The crocuses came and they came fully. Brave and vulnerable they opened their hearts right up to the sky and let the whole world see. In an endless pouring out of beauty, they gave and gave and gave of themselves, risking everything and asking nothing in return. And when they had given themselves completely, they gracefully withdrew back into the waiting earth.
The daffodils came and they came fully. They shone and smiled and offered their full-hearted ‘Yes!’ to the world. And when they had given all of their light, they withered and returned from whence they came.
Now, it’s the time of the primroses. In clusters or alone, they offer themselves and they offer themselves fully. The wild garlic is already growing in lush circles around the trunks of trees, cherry blossom is cascading out in pink clouds and the very first bluebells are here.
As I walk through the cemetery I feel as though every single plant calls out to me in joyful glee, ‘Look at me! Look at me!’
What they’re not saying is, ‘Look at me and don’t look at him’ or ‘Look at me because I’m better than that one’. They just say, ‘Look at me! Look at me!’ because they’re filled with the joy of life and what it is to be here and to be alive.
They are loud and they are humble.
And never – not once – do I think, as I walk around the cemetery admiring all these gifts of nature, that they ought to hide themselves a little more and be less bright and bold and brilliant.
The thought that they might ever do that makes me intensely sad. Can you imagine a springtime in which the crocuses and daffodils and primroses and bluebells only half came to life? Half opened? Half gave of themselves? Worried that in coming fully they would seem arrogant or egotistical?
We would never ask this of the wild world. We would never ask any of it to be less than what it is because we already know that to do so would be to deprive ourselves of so much goodness.
There was a time when we were each like the crocuses and daffodils, the blossom and the bluebells. A time when we were young and unconditioned and happily shouted, ‘Look at me!’ We shouted those words not because we wanted more attention than somebody else or because we thought we were better than the rest, but simply because we were overflowing with the ecstasy of life. We were in celebration.

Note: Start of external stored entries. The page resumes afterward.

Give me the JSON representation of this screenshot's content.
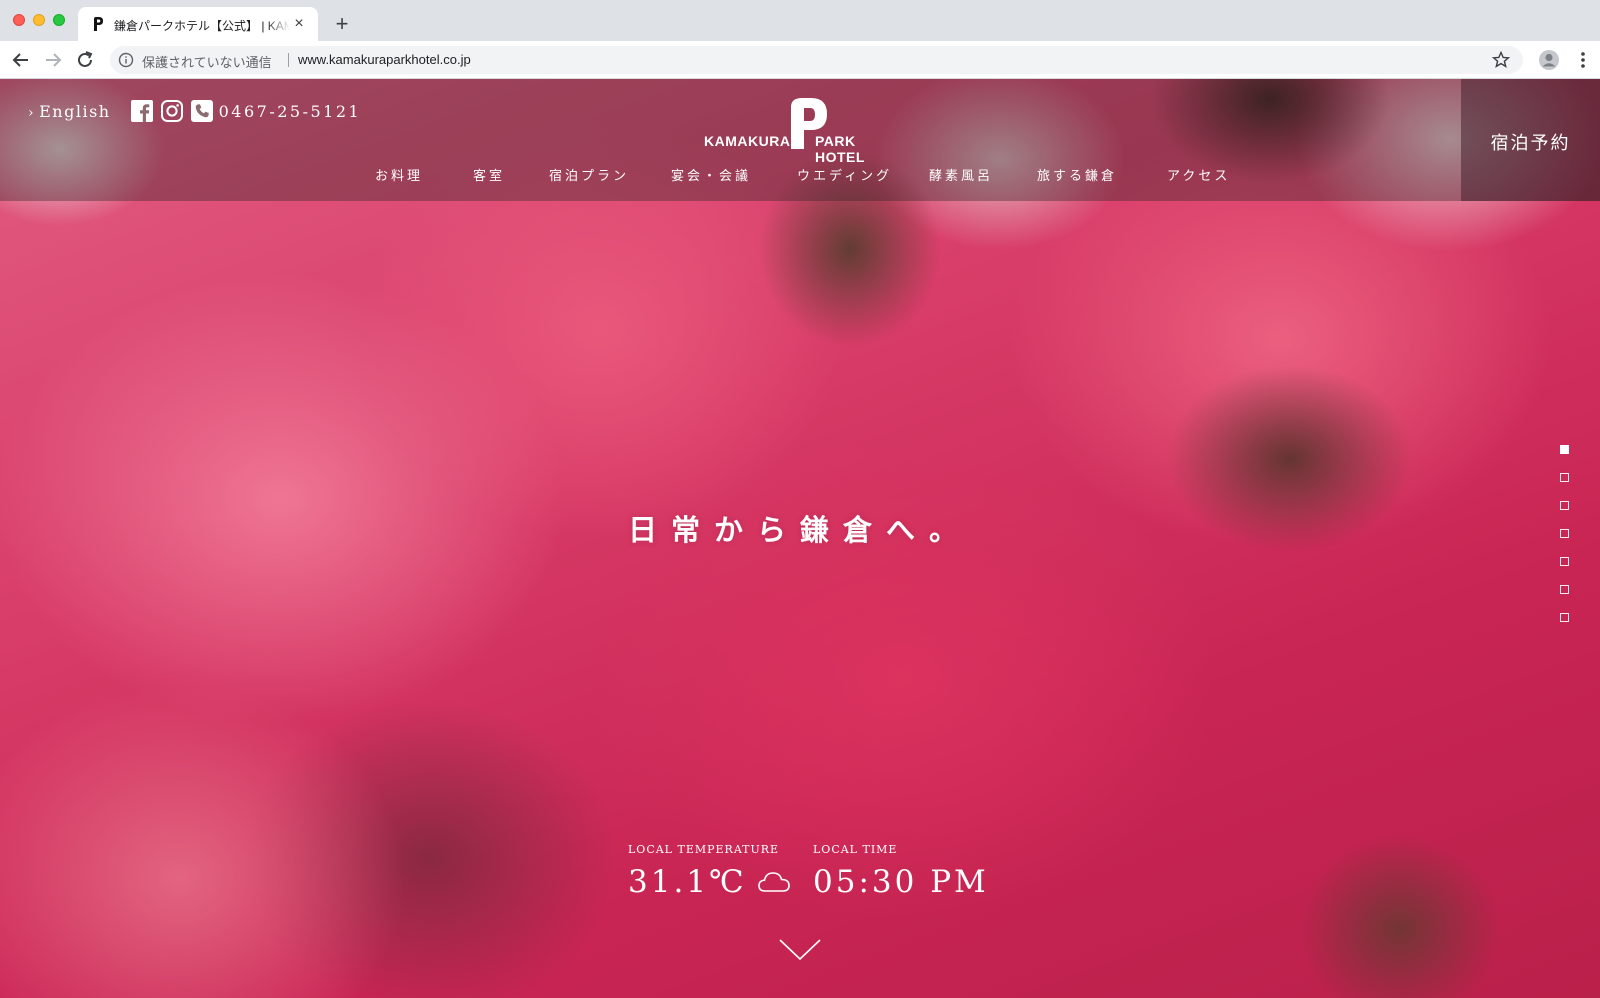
{
  "browser": {
    "tab": {
      "title": "鎌倉パークホテル【公式】 | KAMAKURA PARK HOTEL",
      "close_label": "×"
    },
    "new_tab_label": "+",
    "address_bar": {
      "security_text": "保護されていない通信",
      "url": "www.kamakuraparkhotel.co.jp"
    }
  },
  "header": {
    "language_link": "English",
    "language_chevron": "›",
    "phone_number": "0467-25-5121",
    "logo": {
      "left_text": "KAMAKURA",
      "right_text": "PARK HOTEL"
    },
    "reserve_label": "宿泊予約",
    "nav": [
      {
        "label": "お料理"
      },
      {
        "label": "客室"
      },
      {
        "label": "宿泊プラン"
      },
      {
        "label": "宴会・会議"
      },
      {
        "label": "ウエディング"
      },
      {
        "label": "酵素風呂"
      },
      {
        "label": "旅する鎌倉"
      },
      {
        "label": "アクセス"
      }
    ]
  },
  "hero": {
    "tagline": "日常から鎌倉へ。",
    "slides": {
      "count": 7,
      "active_index": 0
    },
    "temperature": {
      "label": "LOCAL TEMPERATURE",
      "value": "31.1℃",
      "weather_icon": "cloud-icon"
    },
    "time": {
      "label": "LOCAL TIME",
      "value": "05:30 PM"
    }
  },
  "icons": {
    "facebook": "facebook-icon",
    "instagram": "instagram-icon",
    "phone": "phone-icon",
    "scroll_down": "chevron-down-icon"
  },
  "colors": {
    "accent_pink": "#d73a66",
    "reserve_panel": "#46232d",
    "text": "#ffffff"
  }
}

With time, with the pressure to conform, or lacking role models who lived fully themselves, our sense of what it is to be humble grew twisted. Humble became hiding. Humble became not speaking up. Humble became putting everyone else first. Humble became people-pleasing. Humble became agreement. Humble became making sure that you never shouted, ‘Look at me!’
Like many of us, I’ve spent a great deal of time with a twisted sense of what it is to be humble. If that’s true for you too, I’m here to say:
Bloody hell, we’re made to shine. We are the wild world, too.